На его месте остался желтый одуванчик. А до того одуванчик был седой.
Потом
появилась целая поляна желтых одуванчиков, на которую я вышла из обступающих
меня корабельных сосен. На этой поляне стояла избушка, толкнув дверь в которую
я увидела аккуратно висящее на спинке возвышающегося среди березовой горницы
кресла-трона свое выпускное платье.
Шел
1985 год от Рождества Христова. До крушения Советского Союза оставалось меньше
семи лет.
Эпилог
Надо
ли говорить, что в то время, как все потеряли
Советский Союз, я обрела его?
Но
человек — хлипкая основа. И я еще не раз поддамся общему порыву, уносящему меня
в сторону от знаемого внутри Источника. А страну мою по-прежнему несет, как
потерявший курс, попавший в водоворот вихря воздушный шар, куда-то в сторону,
уже очень и очень далеко в сторону. И многие из нас сидят на одиноких островах,
куда упали, выпали или выпрыгнули на ходу. И смотрят в отчаянии вверх, надеясь,
что терпящий бедствие шар как-нибудь справится сам с собой, а потом вернется за
нами. И — не знают, как соединить те острова в материки.
Но
Таинственный остров — совсем близко. Он — внутри. И все вокруг можно устроить
заново: построить дом, вырастить сына, посадить дерево.
Где-то
летят в этом шаре, сидят на островах или обустраивают Таинственный остров и
люди, среди которых я провела детство.
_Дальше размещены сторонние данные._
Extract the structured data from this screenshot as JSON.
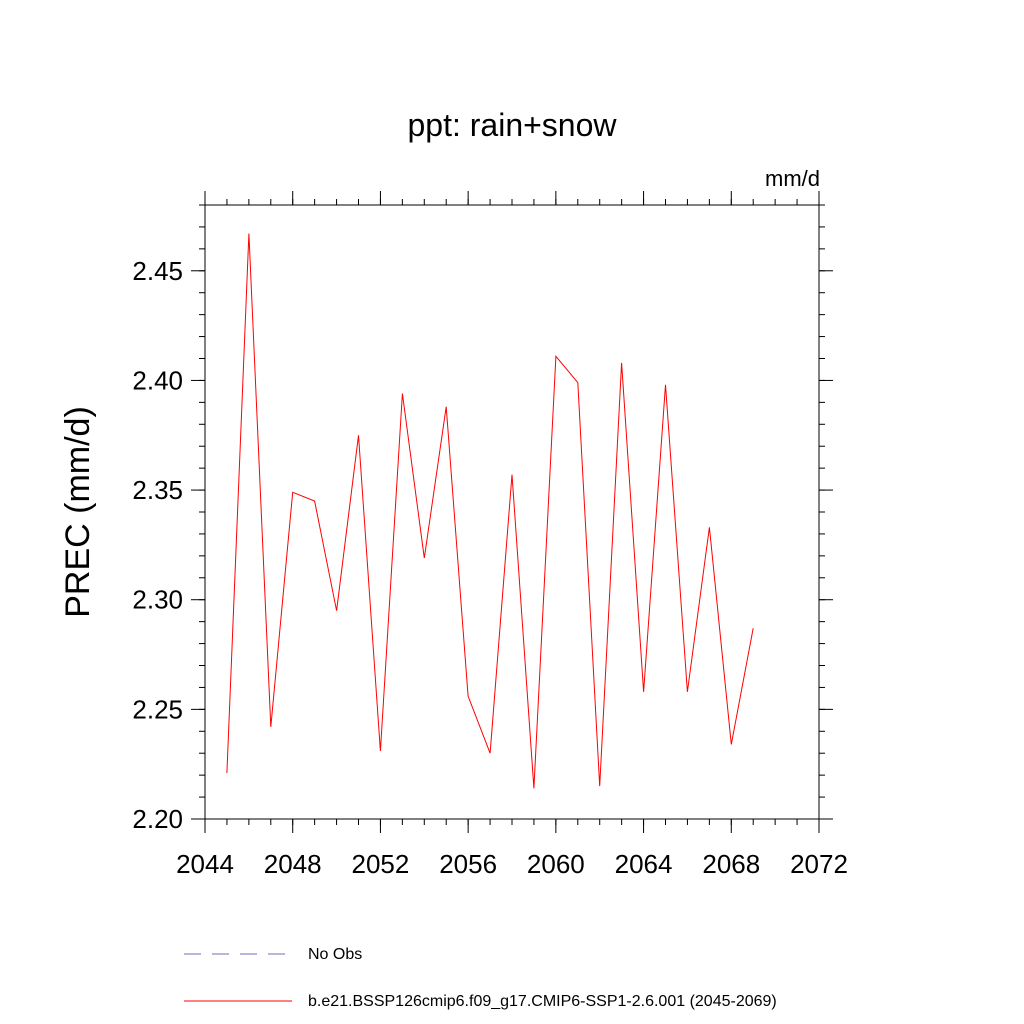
{
  "chart_data": {
    "type": "line",
    "title": "ppt: rain+snow",
    "units": "mm/d",
    "ylabel": "PREC  (mm/d)",
    "xlabel": "",
    "xlim": [
      2044,
      2072
    ],
    "ylim": [
      2.2,
      2.48
    ],
    "xticks": [
      "2044",
      "2048",
      "2052",
      "2056",
      "2060",
      "2064",
      "2068",
      "2072"
    ],
    "yticks": [
      "2.20",
      "2.25",
      "2.30",
      "2.35",
      "2.40",
      "2.45"
    ],
    "grid": false,
    "legend_position": "bottom",
    "series": [
      {
        "name": "b.e21.BSSP126cmip6.f09_g17.CMIP6-SSP1-2.6.001 (2045-2069)",
        "color": "#ff0000",
        "style": "solid",
        "x": [
          2045,
          2046,
          2047,
          2048,
          2049,
          2050,
          2051,
          2052,
          2053,
          2054,
          2055,
          2056,
          2057,
          2058,
          2059,
          2060,
          2061,
          2062,
          2063,
          2064,
          2065,
          2066,
          2067,
          2068,
          2069
        ],
        "y": [
          2.221,
          2.467,
          2.242,
          2.349,
          2.345,
          2.295,
          2.375,
          2.231,
          2.394,
          2.319,
          2.388,
          2.256,
          2.23,
          2.357,
          2.214,
          2.411,
          2.399,
          2.215,
          2.408,
          2.258,
          2.398,
          2.258,
          2.333,
          2.234,
          2.287
        ]
      },
      {
        "name": "No Obs",
        "color": "#7b68b8",
        "style": "dashed",
        "x": [],
        "y": []
      }
    ]
  }
}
Про одних я ничего с тех пор не знаю,
про других знаю слишком мало: налетевшая буря разбросала нас, как семена, по
всей планете. К примеру, я знаю, что Олег Гольдштейн, отсидев в юности срок за
драку, впоследствии погиб в Израиле во время теракта. Аппатима
с сестрами живет в Греции и водит русских туристов по православным храмам и
монастырям, с которыми связана узами веры. Лариса
Раевская стала мастером киношных дел: несмотря на
образование инженера-океанолога, она стала тележурналистом и работает диктором
и ведущей на Севастопольском ТВ. Кроме того, она лауреат нескольких кинопремий за снятые ею в качестве режиссера видеофильмы об
Отечественной войне.
Мы
еще можем сделать шаг и поставить ногу на Родную Землю из того промежутка, в
котором болтаемся. Это не так уж и сложно… Как тогда,
в моем детстве, когда я шла по дороге, будто раненная в живот, и пригибалась к
земле, силясь удержать изо всех сил то, что давно созрело, — свой Корабль. Это
— наш Ноев ковчег. В него я положу свой детский роман о Советском Союзе,
добавлю пота и крови и, обрубив канаты, которыми опутали его лилипуты,
отпущу, забрав на борт всех-всех, всю эту плывущую в мареве из грез, летящую
вокруг Солнца девочку-Землю.
Думаю,
в этой божественной Круговерти для нас всегда найдутся какое-нибудь живое и
увлекательное Дело и какая-нибудь милая сердцу, чистая и радостная Игра!